What is a vector? - David Huynh
Vectorization Explained: SIMD & Compiler Optimization for Beginners
Vector databases are so hot right now. WTF are they?
Sponsored
View Full Details
Understanding Vectorization -- A Simple Analogy

Understanding Vectorization -- A Simple Analogy

Read more details and related context about Understanding Vectorization -- A Simple Analogy.

How AI Turns Words Into Vectors: Embeddings

How AI Turns Words Into Vectors: Embeddings

Ever wondered how a computer learns the meaning of words like king and queen? How does an AI know that king is more related ...

Vector Databases simply explained! (Embeddings & Indexes)

Vector Databases simply explained! (Embeddings & Indexes)

Read more details and related context about Vector Databases simply explained! (Embeddings & Indexes).

What are Word Embeddings?

What are Word Embeddings?

Want to play with the technology yourself? Explore our interactive demo → Learn more about the ...

A Beginner's Guide to Vector Embeddings

A Beginner's Guide to Vector Embeddings

A high level primer on vectors, vector embeddings and vector databases. References covered in this video: What are Vector ...

What is a Vector Database? Powering Semantic Search & AI Applications

What is a Vector Database? Powering Semantic Search & AI Applications

Ready to become a certified Qiskit Developer? Register now and use code IBMTechYT20 for 20% off of your exam ...

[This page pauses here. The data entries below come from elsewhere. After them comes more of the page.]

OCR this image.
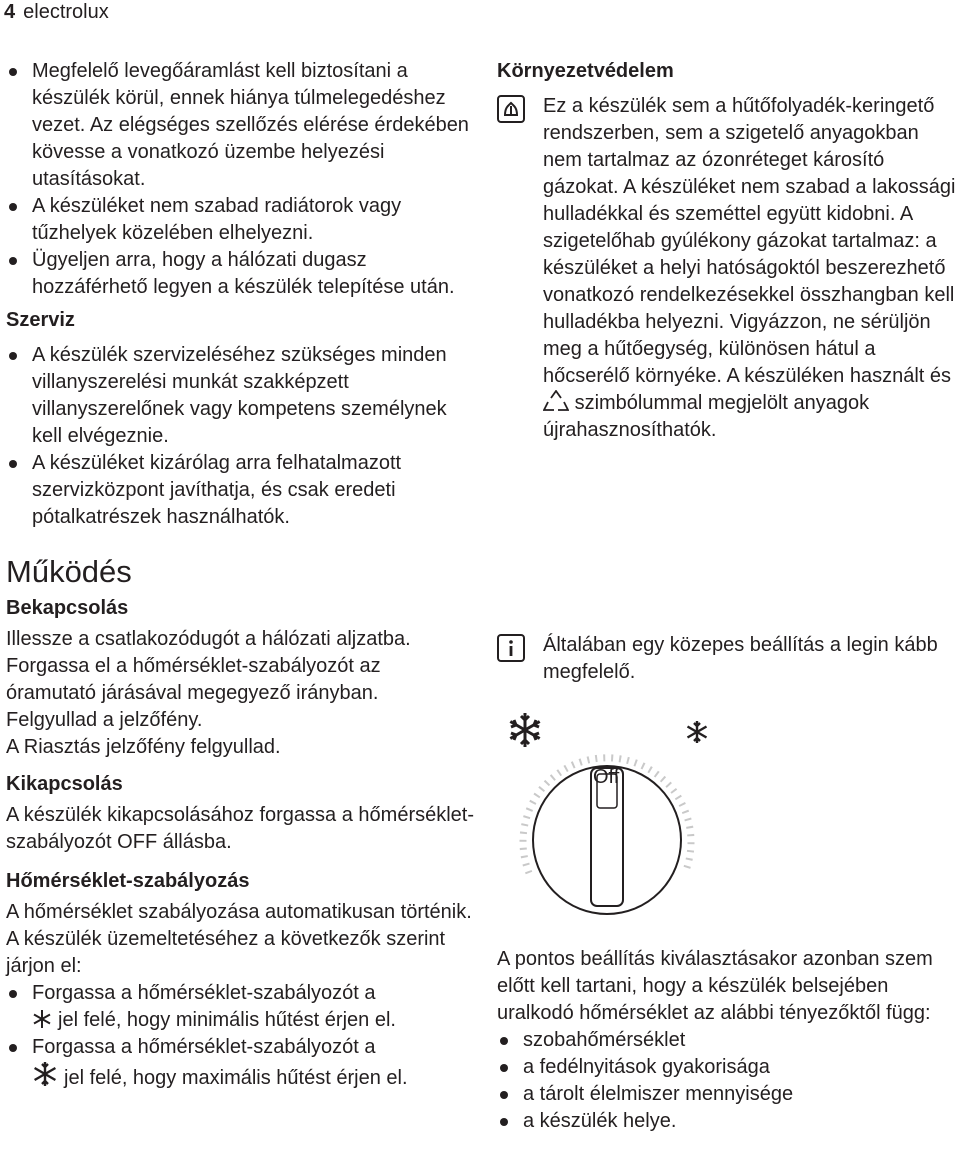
4 electrolux
Megfelelő levegőáramlást kell biztosítani a készülék körül, ennek hiánya túlmelegedéshez vezet. Az elégséges szellőzés elérése érdekében kövesse a vonatkozó üzembe helyezési utasításokat.
A készüléket nem szabad radiátorok vagy tűzhelyek közelében elhelyezni.
Ügyeljen arra, hogy a hálózati dugasz hozzáférhető legyen a készülék telepítése után.

Szerviz

A készülék szervizeléséhez szükséges minden villanyszerelési munkát szakképzett villanyszerelőnek vagy kompetens személynek kell elvégeznie.
A készüléket kizárólag arra felhatalmazott szervizközpont javíthatja, és csak eredeti pótalkatrészek használhatók.

Működés

Bekapcsolás

Illessze a csatlakozódugót a hálózati aljzatba.

Forgassa el a hőmérséklet-szabályozót az óramutató járásával megegyező irányban.

Felgyullad a jelzőfény.

A Riasztás jelzőfény felgyullad.

Kikapcsolás

A készülék kikapcsolásához forgassa a hőmérséklet-szabályozót OFF állásba.

Hőmérséklet-szabályozás

A hőmérséklet szabályozása automatikusan történik.

A készülék üzemeltetéséhez a következők szerint járjon el:

Forgassa a hőmérséklet-szabályozót a
jel felé, hogy minimális hűtést érjen el.
Forgassa a hőmérséklet-szabályozót a
jel felé, hogy maximális hűtést érjen el.

Környezetvédelem

Ez a készülék sem a hűtőfolyadék-keringető rendszerben, sem a szigetelő anyagokban nem tartalmaz az ózonréteget károsító gázokat. A készüléket nem szabad a lakossági hulladékkal és szeméttel együtt kidobni. A szigetelőhab gyúlékony gázokat tartalmaz: a készüléket a helyi hatóságoktól beszerezhető vonatkozó rendelkezésekkel összhangban kell hulladékba helyezni. Vigyázzon, ne sérüljön meg a hűtőegység, különösen hátul a hőcserélő környéke. A készüléken használt és  szimbólummal megjelölt anyagok újrahasznosíthatók.

Általában egy közepes beállítás a legin kább megfelelő.

Off

A pontos beállítás kiválasztásakor azonban szem előtt kell tartani, hogy a készülék belsejében uralkodó hőmérséklet az alábbi tényezőktől függ:

szobahőmérséklet
a fedélnyitások gyakorisága
a tárolt élelmiszer mennyisége
a készülék helye.
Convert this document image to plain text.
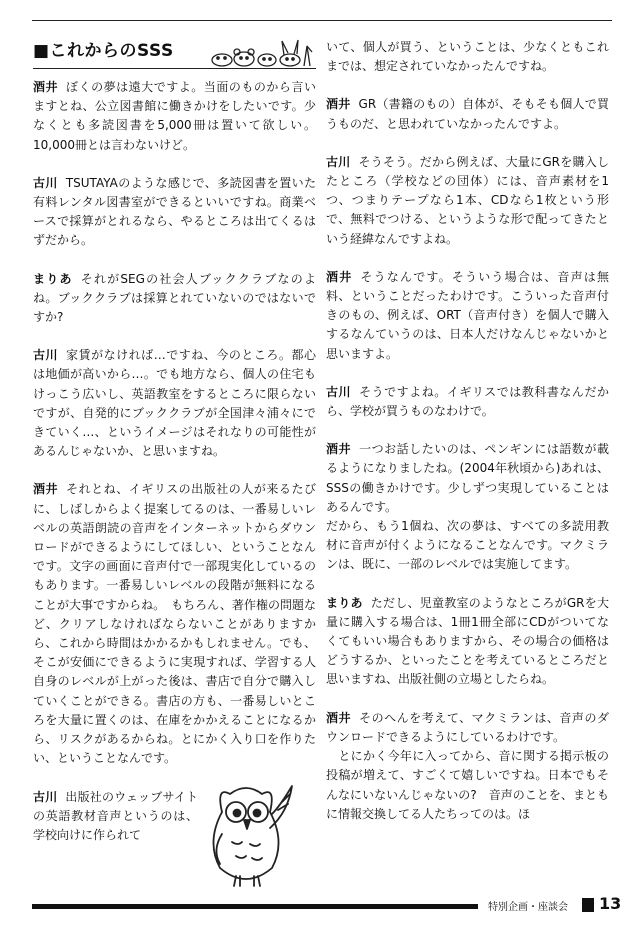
■これからのSSS

酒井 ぼくの夢は遠大ですよ。当面のものから言いますとね、公立図書館に働きかけをしたいです。少なくとも多読図書を5,000冊は置いて欲しい。10,000冊とは言わないけど。

古川 TSUTAYAのような感じで、多読図書を置いた有料レンタル図書室ができるといいですね。商業ベースで採算がとれるなら、やるところは出てくるはずだから。

まりあ それがSEGの社会人ブッククラブなのよね。ブッククラブは採算とれていないのではないですか?

古川 家賃がなければ…ですね、今のところ。都心は地価が高いから…。でも地方なら、個人の住宅もけっこう広いし、英語教室をするところに限らないですが、自発的にブッククラブが全国津々浦々にできていく…、というイメージはそれなりの可能性があるんじゃないか、と思いますね。

酒井 それとね、イギリスの出版社の人が来るたびに、しばしからよく提案してるのは、一番易しいレベルの英語朗読の音声をインターネットからダウンロードができるようにしてほしい、ということなんです。文字の画面に音声付で一部現実化しているのもあります。一番易しいレベルの段階が無料になることが大事ですからね。　もちろん、著作権の問題など、クリアしなければならないことがありますから、これから時間はかかるかもしれません。でも、そこが安価にできるように実現すれば、学習する人自身のレベルが上がった後は、書店で自分で購入していくことができる。書店の方も、一番易しいところを大量に置くのは、在庫をかかえることになるから、リスクがあるからね。とにかく入り口を作りたい、ということなんです。

古川 出版社のウェッブサイトの英語教材音声というのは、学校向けに作られて

いて、個人が買う、ということは、少なくともこれまでは、想定されていなかったんですね。

酒井 GR（書籍のもの）自体が、そもそも個人で買うものだ、と思われていなかったんですよ。

古川 そうそう。だから例えば、大量にGRを購入したところ（学校などの団体）には、音声素材を1つ、つまりテープなら1本、CDなら1枚という形で、無料でつける、というような形で配ってきたという経緯なんですよね。

酒井 そうなんです。そういう場合は、音声は無料、ということだったわけです。こういった音声付きのもの、例えば、ORT（音声付き）を個人で購入するなんていうのは、日本人だけなんじゃないかと思いますよ。

古川 そうですよね。イギリスでは教科書なんだから、学校が買うものなわけで。

酒井 一つお話したいのは、ペンギンには語数が載るようになりましたね。(2004年秋頃から)あれは、SSSの働きかけです。少しずつ実現していることはあるんです。

だから、もう1個ね、次の夢は、すべての多読用教材に音声が付くようになることなんです。マクミランは、既に、一部のレベルでは実施してます。

まりあ ただし、児童教室のようなところがGRを大量に購入する場合は、1冊1冊全部にCDがついてなくてもいい場合もありますから、その場合の価格はどうするか、といったことを考えているところだと思いますね、出版社側の立場としたらね。

酒井 そのへんを考えて、マクミランは、音声のダウンロードできるようにしているわけです。

　とにかく今年に入ってから、音に関する掲示板の投稿が増えて、すごくて嬉しいですね。日本でもそんなにいないんじゃないの?　音声のことを、まともに情報交換してる人たちってのは。ほ

特別企画・座談会 13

Cosine Similarity, Clearly Explained!!!

Cosine Similarity, Clearly Explained!!!

The Cosine Similarity is a useful metric for determining, among other things, how similar or different two text phrases are. I'll be ...

What is a vector? - David Huynh

What is a vector? - David Huynh

Read more details and related context about What is a vector? - David Huynh.

Vectorization Explained: SIMD & Compiler Optimization for Beginners

Vectorization Explained: SIMD & Compiler Optimization for Beginners

Ever wonder how computers process massive amounts of data so quickly? In this video, we dive into **

Vector databases are so hot right now. WTF are they?

Vector databases are so hot right now. WTF are they?

Vector databases are rapidly growing in popularity as a way to add long-term memory to LLMs like GPT-4, LLaMDA, and LLaMA.